Athenahealth, which hosts health records in a cloud-based system, is one of the major electronic health records providers certified under the subsidy program.

Trouble occurred early in the government program when many firms sold the closed proprietary software, making it difficult for customers to easily switch to another competitor. Their customers were "locked in" to the software program.

“If you have interoperability, you no longer have ‘lock in’ which is one of your best tools as an EHR vendor to keep your client base," explained Michael Freidberg, a senior scientist at Rand Corp. who conducted a 2013 survey of doctor satisfaction.

“Let’s say you switched from Vendor A to Vendor B,” said Friedberg. “What ‘lock-in’ means is that you just can’t import that information very easily. In fact, you may not be able to import it at all.”

Thus the costs to doctors for switching vendors would be financially prohibitive. “You may have to retype medical records completely or abandon all the charts you’ve done over the last couple of years,” the Rand scientist said.

Friedberg said the situation is so dysfunctional today that doctors have reverted to faxing paper records again.

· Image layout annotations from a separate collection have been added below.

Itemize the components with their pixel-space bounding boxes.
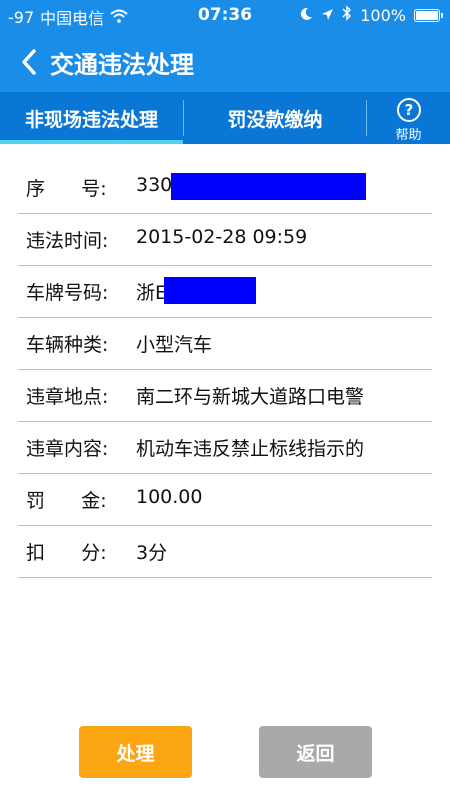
active-tab-indicator [0,140,183,144]
detail-label: 车辆种类: [26,334,109,356]
nav-bar: 交通违法处理 [0,32,450,92]
detail-value: 3分 [136,542,168,564]
help-button[interactable]: ? 帮助 [367,92,450,144]
help-label: 帮助 [395,128,422,143]
detail-label: 罚 金: [26,490,107,512]
redaction-block [164,277,256,304]
detail-value: 100.00 [136,486,203,508]
back-arrow-icon[interactable] [18,48,42,76]
moon-icon [299,6,313,25]
detail-label: 序 号: [26,178,107,200]
detail-value: 2015-02-28 09:59 [136,226,308,248]
detail-row-plate-number: 车牌号码: 浙E [18,266,432,318]
detail-label: 违法时间: [26,230,109,252]
detail-value: 小型汽车 [136,334,213,356]
detail-row-serial-number: 序 号: 330 [18,162,432,214]
back-button[interactable]: 返回 [259,726,372,778]
detail-label: 违章地点: [26,386,109,408]
detail-row-violation-time: 违法时间: 2015-02-28 09:59 [18,214,432,266]
detail-value: 330 [136,174,173,196]
status-bar: -97 中国电信 07:36 100% [0,0,450,32]
redaction-block [171,173,366,200]
detail-label: 车牌号码: [26,282,109,304]
detail-label: 违章内容: [26,438,109,460]
detail-row-violation-location: 违章地点: 南二环与新城大道路口电警 [18,370,432,422]
status-right: 100% [299,5,443,25]
detail-value: 机动车违反禁止标线指示的 [136,438,365,460]
tab-bar: 非现场违法处理 罚没款缴纳 ? 帮助 [0,92,450,144]
battery-percent: 100% [360,5,406,25]
detail-value: 南二环与新城大道路口电警 [136,386,365,408]
detail-row-violation-content: 违章内容: 机动车违反禁止标线指示的 [18,422,432,474]
detail-row-vehicle-type: 车辆种类: 小型汽车 [18,318,432,370]
detail-value: 浙E [136,282,168,304]
tab-offsite-violation[interactable]: 非现场违法处理 [0,92,183,144]
bluetooth-icon [342,5,352,25]
detail-row-penalty-points: 扣 分: 3分 [18,526,432,578]
battery-icon [414,8,443,22]
tab-fine-payment[interactable]: 罚没款缴纳 [184,92,366,144]
location-arrow-icon [321,6,334,25]
detail-label: 扣 分: [26,542,107,564]
process-button[interactable]: 处理 [79,726,192,778]
violation-detail-list: 序 号: 330 违法时间: 2015-02-28 09:59 车牌号码: 浙E… [18,162,432,578]
page-title: 交通违法处理 [50,51,194,79]
help-icon: ? [397,98,421,122]
detail-row-fine-amount: 罚 金: 100.00 [18,474,432,526]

“The main way doctors are talking to each other on the same EHR in the same exact institution, they’re communicating by fax,” he lamented.

Joel White, executive director of Health IT Now, a coalition of health IT users, told the Examiner in an interview, “The process has been a race to the bottom. The process is broken.”

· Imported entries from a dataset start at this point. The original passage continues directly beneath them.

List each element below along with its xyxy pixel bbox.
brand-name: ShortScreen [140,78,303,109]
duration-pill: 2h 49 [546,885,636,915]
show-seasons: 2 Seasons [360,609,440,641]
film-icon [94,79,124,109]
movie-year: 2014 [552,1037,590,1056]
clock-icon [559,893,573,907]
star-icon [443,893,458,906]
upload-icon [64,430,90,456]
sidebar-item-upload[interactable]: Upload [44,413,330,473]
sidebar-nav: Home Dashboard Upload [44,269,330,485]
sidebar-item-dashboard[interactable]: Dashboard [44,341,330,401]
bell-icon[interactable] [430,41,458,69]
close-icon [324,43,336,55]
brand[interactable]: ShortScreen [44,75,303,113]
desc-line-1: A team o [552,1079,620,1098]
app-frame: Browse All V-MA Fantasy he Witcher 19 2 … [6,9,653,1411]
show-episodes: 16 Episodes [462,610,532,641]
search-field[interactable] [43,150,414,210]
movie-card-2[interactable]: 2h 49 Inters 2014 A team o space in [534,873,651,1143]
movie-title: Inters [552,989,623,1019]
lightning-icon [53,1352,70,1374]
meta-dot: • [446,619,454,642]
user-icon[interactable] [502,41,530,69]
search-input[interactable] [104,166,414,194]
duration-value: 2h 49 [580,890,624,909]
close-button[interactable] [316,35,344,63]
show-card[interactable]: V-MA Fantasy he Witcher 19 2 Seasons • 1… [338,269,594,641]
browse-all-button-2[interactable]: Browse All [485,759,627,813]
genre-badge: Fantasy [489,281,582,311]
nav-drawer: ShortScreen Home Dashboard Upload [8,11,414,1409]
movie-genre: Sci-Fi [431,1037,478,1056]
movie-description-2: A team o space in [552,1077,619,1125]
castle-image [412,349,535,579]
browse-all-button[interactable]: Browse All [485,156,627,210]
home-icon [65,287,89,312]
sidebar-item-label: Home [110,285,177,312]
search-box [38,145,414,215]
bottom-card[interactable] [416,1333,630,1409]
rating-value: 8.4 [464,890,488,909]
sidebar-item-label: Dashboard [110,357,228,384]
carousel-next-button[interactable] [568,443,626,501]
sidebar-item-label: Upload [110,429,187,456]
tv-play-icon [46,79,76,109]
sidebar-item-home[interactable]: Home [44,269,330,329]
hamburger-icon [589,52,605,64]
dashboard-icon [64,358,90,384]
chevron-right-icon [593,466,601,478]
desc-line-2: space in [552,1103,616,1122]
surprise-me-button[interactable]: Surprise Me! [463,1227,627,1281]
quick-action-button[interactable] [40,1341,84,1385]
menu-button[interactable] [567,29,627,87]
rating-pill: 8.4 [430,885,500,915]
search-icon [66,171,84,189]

Obama inaugurated the EHR program in 2009 with passage of his Health Information Technology for Economic and Clinical Health Act, called HITECH.

He originally sought $50 billion in subsidies tucked away in the $789 billion economic stimulus program that year. But the Democratic Congress pared it down to $30 billion.

A 2013 Rand report on interoperability problems said the Obama administration “set a low bar for interoperability” and attributed it to pressure from large IT vendors.

“This [interoperability] problem might have been avoided if the federal government had pressed the issue when ‘meaningful use’ standards were being drafted,” the Rand researchers said. “Instead, interoperability standards were watered down.”

“Advocates of interoperability were disappointed,” the Rand scientists concluded. “In their view, dropping the requirement for functional health information exchanges eliminated the industry’s incentive to develop interoperability,” they stated.

An elite group of scientists called JASON, who work with the Mitre Corp. and were commissioned by HHS, warned government officials at an Oct. 15 governmental meeting in Washington that the interoperability problem was real.

“The current lack of interoperability for EHRs is a major impediment to the effective exchange of health information,” the JASON scientists reported to the group.

JASON told the federal IT group an entirely new network had to be built that was "open" or "public" if medical providers were to enjoy universal interoperability. They did not propose who would build such a new network or who would pay for it.

Bob Robke, vice president for the nation's largest health IT company, called Cerner Network, said his company did not oppose interoperability, but said the standards need to be updated, which could take years.

“To make universal interoperability happen, we need to have very clear standards. The standards we use today are 15 years old," Robke said.

"Then [we have to] figure out a network of choice for clients, so healthcare providers can do this just once, and try to figure out how to connect with all their different stakeholders independently."